Becoming a High Reliability Organization: Army Medicine Foundation for Patient Safety

By Mr. Ronald W Wolf (Army Medicine)January 14, 2015

HRO Summit
Lt. Gen. Patricia Horoho, The Surgeon General, leads discussion on becoming a high-reliability organization (HRO). The HRO summit at Fort Belvoir invited more than 160 officer and enlisted leaders to discuss leadership issues, patient safety, and ro... (Photo Credit: U.S. Army) VIEW ORIGINAL

The healthcare industry across the United States faces daunting challenges during the next few years. One significant factor demanding the need for change in healthcare is that costs continue to skyrocket.

The Army Medical Department also faces the challenges of high-costs; however, chief in the mind of Lt. Gen Patricia Horoho, The Surgeon General of the Army, is keeping the confidence of Soldiers, families, and all of America that Army Medicine is the safest and most reliable healthcare organization in the world. "We will not be satisfied until we have zero preventable harm," she said.

More than 160 Army Medicine officer and enlisted leaders from the Northern Regional Medical Command held a summit at Fort Belvoir on Jan. 12-13 to discuss exactly how to become a "high reliability organization" or HRO. HROs, in general, are organizations that set zero preventable harm events as a goal, yet operate in environments where human errors occur and risk for adverse events is high.

Well-known examples of HROs are the airline and the nuclear power industries. These industries could not operate for long without the full confidence of their customers or if they had accidents on a regular basis. In fact, commercial airline crashes and nuclear power incidents in the United States are rare.

The health care industry cannot make a similar claim. One estimate in the Journal of Patient Safety from 2013 is that as many as 400,000 preventable deaths occur every year in the United States in civilian hospitals. Patient safety has to be at the heart of a healthcare HRO. Confidence by patients in their medical safety is critical to the future of Army Medicine as with all healthcare organizations.

Horoho pointed out that there is a sense of urgency. Within the next three years, Horoho said, a significant amount of progress needs to be made toward becoming an HRO healthcare system that aims to reduce or eliminate preventable harm to the maximum extent possible.

Healthcare HROs have five key factors that are critical for success:

First, HROs are proactive to prevent errors from occurring with a constant focus on noting risks and preventing them.

Second, HROs are reluctant to simplify. Often failure is caused by a number of factors (e.g., human error, inadequate training, poor communication, failure to use checklists, and so on) rather than just one; these factors often combine to increase risk. Oversimplifying potential causes to an incident might mask the ability to understand why patients are at risk at a healthcare HRO.

Third, HROs are sensitive to operations. There is attention to where physicians, nurses, and technicians interact with the patient. Sometimes near-misses that might cause harm occur; these near-misses should be identified and viewed, not as proof that the system has effective safeguards, but as areas that need improvement.

Fourth, HROs respect expertise. Leaders and supervisors need to be willing to listen to the insights and respect the experience of staff who have the everyday experience to know how processes work and the risks that patients face.

Finally, HROs have a commitment to resilience. Leaders and staff need to recognize errors early to reduce the potential for harm and be trained to respond when system failures do occur. In short, accountability needs to be considered a positive rather than a negative event.
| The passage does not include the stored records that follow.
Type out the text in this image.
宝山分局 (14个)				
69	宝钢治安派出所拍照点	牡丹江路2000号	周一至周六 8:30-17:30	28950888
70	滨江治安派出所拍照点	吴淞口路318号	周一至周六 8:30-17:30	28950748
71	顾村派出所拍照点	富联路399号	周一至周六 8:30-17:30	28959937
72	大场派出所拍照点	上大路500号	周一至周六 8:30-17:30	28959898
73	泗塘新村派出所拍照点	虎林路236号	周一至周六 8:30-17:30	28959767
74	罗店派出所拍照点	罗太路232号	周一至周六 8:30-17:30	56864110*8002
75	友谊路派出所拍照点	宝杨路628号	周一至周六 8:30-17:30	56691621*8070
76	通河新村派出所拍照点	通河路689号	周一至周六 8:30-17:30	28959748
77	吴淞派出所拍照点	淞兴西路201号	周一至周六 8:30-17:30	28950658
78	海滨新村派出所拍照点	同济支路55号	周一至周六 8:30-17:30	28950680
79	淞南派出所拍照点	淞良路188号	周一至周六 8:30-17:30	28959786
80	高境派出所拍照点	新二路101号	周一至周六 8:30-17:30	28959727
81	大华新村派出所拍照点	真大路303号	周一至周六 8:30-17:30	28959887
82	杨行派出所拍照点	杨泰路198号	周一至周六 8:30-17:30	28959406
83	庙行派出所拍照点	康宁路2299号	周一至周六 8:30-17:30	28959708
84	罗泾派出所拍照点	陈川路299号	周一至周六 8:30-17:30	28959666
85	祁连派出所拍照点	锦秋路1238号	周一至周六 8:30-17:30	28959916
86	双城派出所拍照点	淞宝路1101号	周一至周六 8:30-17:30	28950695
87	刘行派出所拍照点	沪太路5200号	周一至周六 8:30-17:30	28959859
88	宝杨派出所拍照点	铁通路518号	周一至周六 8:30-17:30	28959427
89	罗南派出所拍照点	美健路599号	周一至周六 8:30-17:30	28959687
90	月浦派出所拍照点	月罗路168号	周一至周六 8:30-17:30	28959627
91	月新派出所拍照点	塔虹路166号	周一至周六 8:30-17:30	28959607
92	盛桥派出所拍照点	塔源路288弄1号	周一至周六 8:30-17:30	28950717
The attendees at Fort Belvoir discussed three imperatives for HRO in healthcare: commitment of leadership, a culture of safety, and robust process improvements.

The attendees tackled that challenge and listed topics to address. The group agreed on the need to eliminate variance in patient care, establish how to measure progress to becoming an HRO, evaluate and improve training of staff; in short, a road map to success needed to be created.

Horoho pointed out that Army Medicine already has "been on a journey to becoming an HRO for at least the past three years."

Becoming an HRO is the next critical step in Army Medicine's goal of becoming a System for Health. While the road to becoming an HRO faces many planning and implementation decisions, improving patient safety remains the highest priority and the most important goal of becoming an HRO.